6. The method according to claim 5, characterized in that, The loss from the double knowledge distillation is: in, and It is a step over time t Dynamically adjusted weighting coefficients are used to balance the contributions of mean alignment and gradient alignment; Indicates divergence; It is the denoised prediction probability distribution of the student model at time step t; The teacher model is based on high-level features f large The denoised prediction probability distribution at time step t; and Let z represent the student model and the teacher model at time step t, respectively, representing the latent representation z. t Denoising prediction gradient, This represents the denoised prediction mean function of the student model. This represents the denoised prediction mean function of the teacher model.

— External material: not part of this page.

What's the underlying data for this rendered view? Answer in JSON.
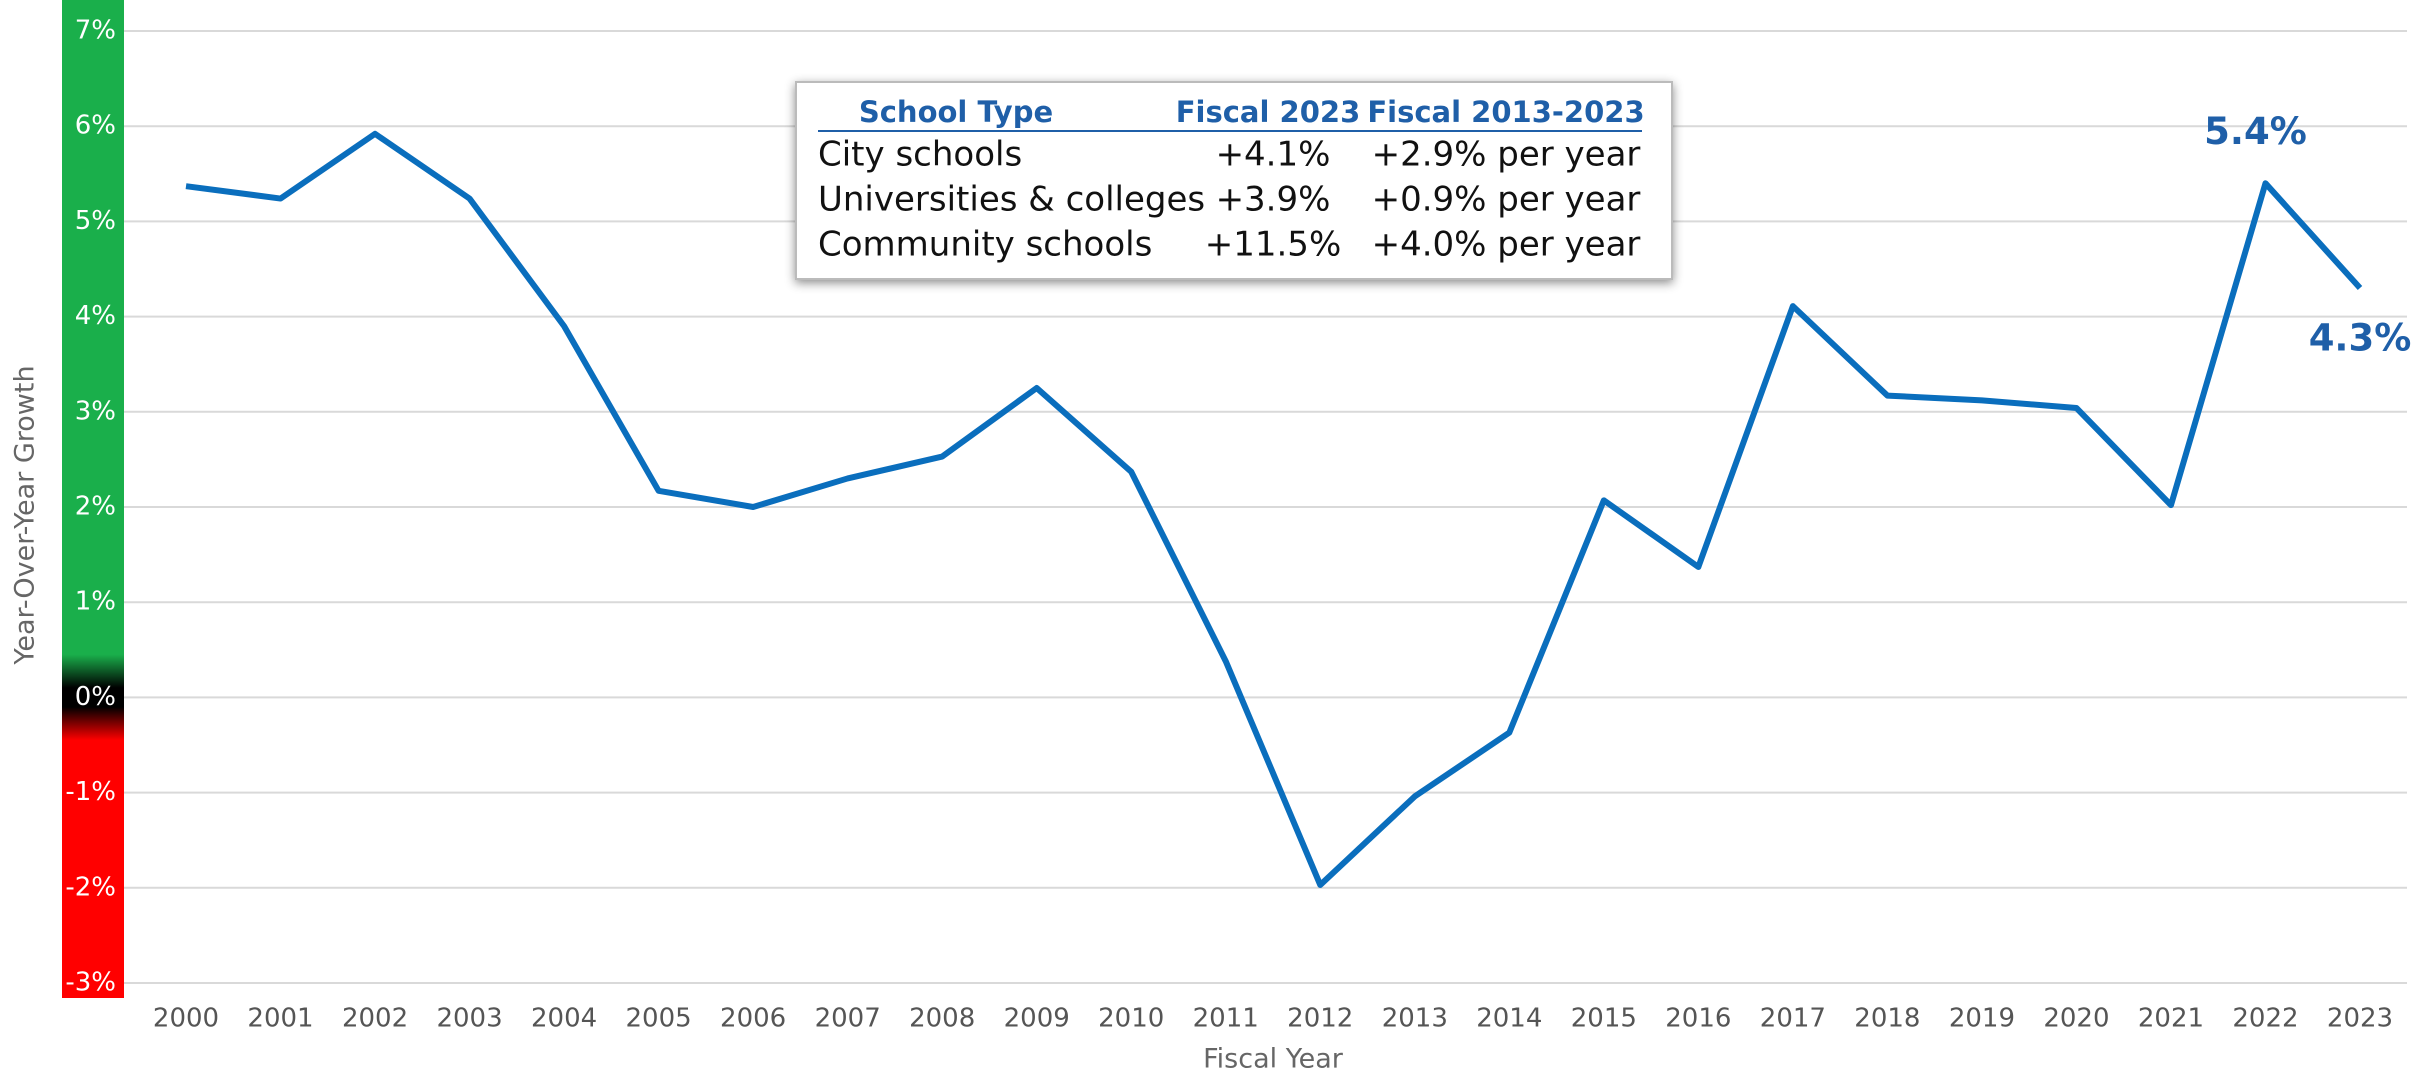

7. The method according to claim 2, characterized in that, The COPD complication prediction model based on energy diffusion and knowledge distillation also includes a COPD staging diagnosis branch at the end, which outputs the risk level of COPD based on the input potential representation.
8. A method for predicting COPD complications, characterized in that, include: Acquire multimodal data of the target patient; The preprocessed multimodal data is input into the target COPD complication prediction model for complication prediction; The target COPD complication prediction model is obtained by a COPD complication prediction model training method according to any one of claims 1-7; Determine the current inference mode. If the inference mode is diagnosis mode, output the complication category and risk score of the target patient. Otherwise, if the inference mode is generation and comparison mode, determine the type of complication of the patient.
9. A method for predicting COPD complications as described in claim 8, characterized in that, If the inference mode is a generative comparison mode, determine the patient's most likely type of complication, including: By increasing the noise from the prior or the initial latent representation z0 to z t Then, reverse sampling is performed several times to obtain a sample set under the complication hypothesis of category S; By comparing the potential representation of the patient's true data with the reconstruction distance of each data point in the sample set under different complication assumptions, the sample that is closest to the potential representation of the patient's true data is selected to determine the patient's complication type.
10. A COPD complication prediction device, characterized in that, The device includes: The acquisition module is used to acquire multimodal data of the target patient; The detection module is used to input the preprocessed multimodal data into the target COPD complication prediction model for complication prediction; the target COPD complication prediction model is obtained by the COPD complication prediction model training method according to any one of claims 1-7; The output module is used to output the complication category or risk score of the target patient.